Interdire les licenciements ?

Ce mot d’ordre de mobilisation, tel qu’il a été porté au début des années 2000, pourrait sembler décalé de la réalité sociale. Il importe pourtant de rappeler que les procédures de licenciement sont soumises à un jugement social et que l’Etat comme le juge sont à même de valider – et donc d’invalider – ces procédures.

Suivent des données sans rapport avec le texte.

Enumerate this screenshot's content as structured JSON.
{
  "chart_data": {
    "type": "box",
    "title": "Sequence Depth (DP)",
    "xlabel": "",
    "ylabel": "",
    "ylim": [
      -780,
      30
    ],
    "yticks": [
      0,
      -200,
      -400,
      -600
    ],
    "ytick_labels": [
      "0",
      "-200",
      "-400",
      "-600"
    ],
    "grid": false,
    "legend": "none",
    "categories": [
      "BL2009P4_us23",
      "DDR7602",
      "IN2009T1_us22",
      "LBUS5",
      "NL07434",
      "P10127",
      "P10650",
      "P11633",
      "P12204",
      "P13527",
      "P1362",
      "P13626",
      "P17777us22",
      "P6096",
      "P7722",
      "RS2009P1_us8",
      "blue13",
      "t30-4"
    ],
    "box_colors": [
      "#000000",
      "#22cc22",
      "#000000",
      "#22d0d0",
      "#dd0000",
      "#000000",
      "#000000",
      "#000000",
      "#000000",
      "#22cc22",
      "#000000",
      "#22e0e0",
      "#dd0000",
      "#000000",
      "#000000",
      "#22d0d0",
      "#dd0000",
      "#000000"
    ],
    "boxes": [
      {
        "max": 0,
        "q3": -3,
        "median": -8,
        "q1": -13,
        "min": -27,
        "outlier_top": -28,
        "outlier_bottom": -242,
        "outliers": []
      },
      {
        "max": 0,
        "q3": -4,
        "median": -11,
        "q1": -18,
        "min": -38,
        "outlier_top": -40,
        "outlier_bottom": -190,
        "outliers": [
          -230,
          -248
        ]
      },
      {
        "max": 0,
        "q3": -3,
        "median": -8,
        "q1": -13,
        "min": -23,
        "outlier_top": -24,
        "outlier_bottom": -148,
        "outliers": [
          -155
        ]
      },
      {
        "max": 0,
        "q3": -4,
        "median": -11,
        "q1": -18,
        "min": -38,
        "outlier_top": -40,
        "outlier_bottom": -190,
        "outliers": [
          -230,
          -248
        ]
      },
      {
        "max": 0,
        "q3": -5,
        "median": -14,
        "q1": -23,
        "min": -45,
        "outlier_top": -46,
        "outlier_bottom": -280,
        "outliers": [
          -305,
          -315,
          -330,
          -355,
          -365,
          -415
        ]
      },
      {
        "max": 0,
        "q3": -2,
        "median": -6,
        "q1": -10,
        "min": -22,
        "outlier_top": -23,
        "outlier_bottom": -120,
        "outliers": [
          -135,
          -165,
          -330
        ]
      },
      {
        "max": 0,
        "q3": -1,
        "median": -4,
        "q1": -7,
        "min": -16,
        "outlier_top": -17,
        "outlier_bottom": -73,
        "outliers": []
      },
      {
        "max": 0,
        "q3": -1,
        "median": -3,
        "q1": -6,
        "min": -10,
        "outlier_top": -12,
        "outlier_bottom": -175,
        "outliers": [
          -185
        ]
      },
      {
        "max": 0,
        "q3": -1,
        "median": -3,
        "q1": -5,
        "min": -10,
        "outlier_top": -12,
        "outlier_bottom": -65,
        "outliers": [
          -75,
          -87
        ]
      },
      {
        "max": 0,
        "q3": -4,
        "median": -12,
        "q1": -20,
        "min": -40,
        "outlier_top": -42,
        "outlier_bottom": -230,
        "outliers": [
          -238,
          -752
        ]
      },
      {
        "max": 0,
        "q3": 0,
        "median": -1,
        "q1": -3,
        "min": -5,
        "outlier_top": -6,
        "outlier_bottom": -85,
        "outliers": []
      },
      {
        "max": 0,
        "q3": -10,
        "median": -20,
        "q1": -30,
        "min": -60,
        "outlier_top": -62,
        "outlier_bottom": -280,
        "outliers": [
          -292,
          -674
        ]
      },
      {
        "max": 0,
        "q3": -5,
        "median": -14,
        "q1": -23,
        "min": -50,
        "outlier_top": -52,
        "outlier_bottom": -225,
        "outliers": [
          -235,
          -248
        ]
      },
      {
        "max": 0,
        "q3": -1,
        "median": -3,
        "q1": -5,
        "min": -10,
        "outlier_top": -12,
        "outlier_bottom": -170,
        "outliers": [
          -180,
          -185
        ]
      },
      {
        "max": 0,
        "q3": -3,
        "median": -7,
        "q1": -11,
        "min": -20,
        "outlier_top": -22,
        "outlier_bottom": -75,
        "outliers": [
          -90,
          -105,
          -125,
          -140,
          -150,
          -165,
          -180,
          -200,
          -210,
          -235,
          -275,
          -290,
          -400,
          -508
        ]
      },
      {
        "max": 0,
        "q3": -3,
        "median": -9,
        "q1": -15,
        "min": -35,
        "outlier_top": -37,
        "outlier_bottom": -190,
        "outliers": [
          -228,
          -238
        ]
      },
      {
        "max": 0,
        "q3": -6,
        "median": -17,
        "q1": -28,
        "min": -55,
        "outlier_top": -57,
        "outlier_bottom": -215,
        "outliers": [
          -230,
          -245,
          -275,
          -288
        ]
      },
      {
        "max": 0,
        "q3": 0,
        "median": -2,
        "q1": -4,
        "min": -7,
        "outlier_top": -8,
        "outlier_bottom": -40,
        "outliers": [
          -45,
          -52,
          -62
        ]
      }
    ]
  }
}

Le débat juridique a ainsi fortement évolué ces dernières années. Le droit a porté d’abord une première exigence : les ruptures du contrat de travail sont imputées soit au salarié (démission), soit à l’employeur (licenciement), laissant de coté la récente « séparation à l’amiable »[13].  S’y ajoute une exigence : il ne peut y avoir de licenciement sans motif. Les juges du fond sont à même d’étudier d’une part la validité des procédures de licenciement, d’autre le bien-fondé du motif de licenciement. Le débat commence quand il s’agit de porter une appréciation sur la validité du motif  économique : les juges sont-ils à même de comprendre les enjeux des décisions économiques des employeurs, voire de s’immiscer dans la gestion économique de l’entreprise en les contestant ? L’Autorisation Administrative de licenciement (AAL), instituée en 1975 puis supprimée en 1987, supposait un pouvoir de contrôle de ce motif économique par les services du travail et de l’emploi de l’Etat. Et même si la plupart des demandes étaient acceptées, elle portait néanmoins une exigence d’explication vis-à-vis de la société représentée par l’Etat et avait de ce fait un effet limitatif[14].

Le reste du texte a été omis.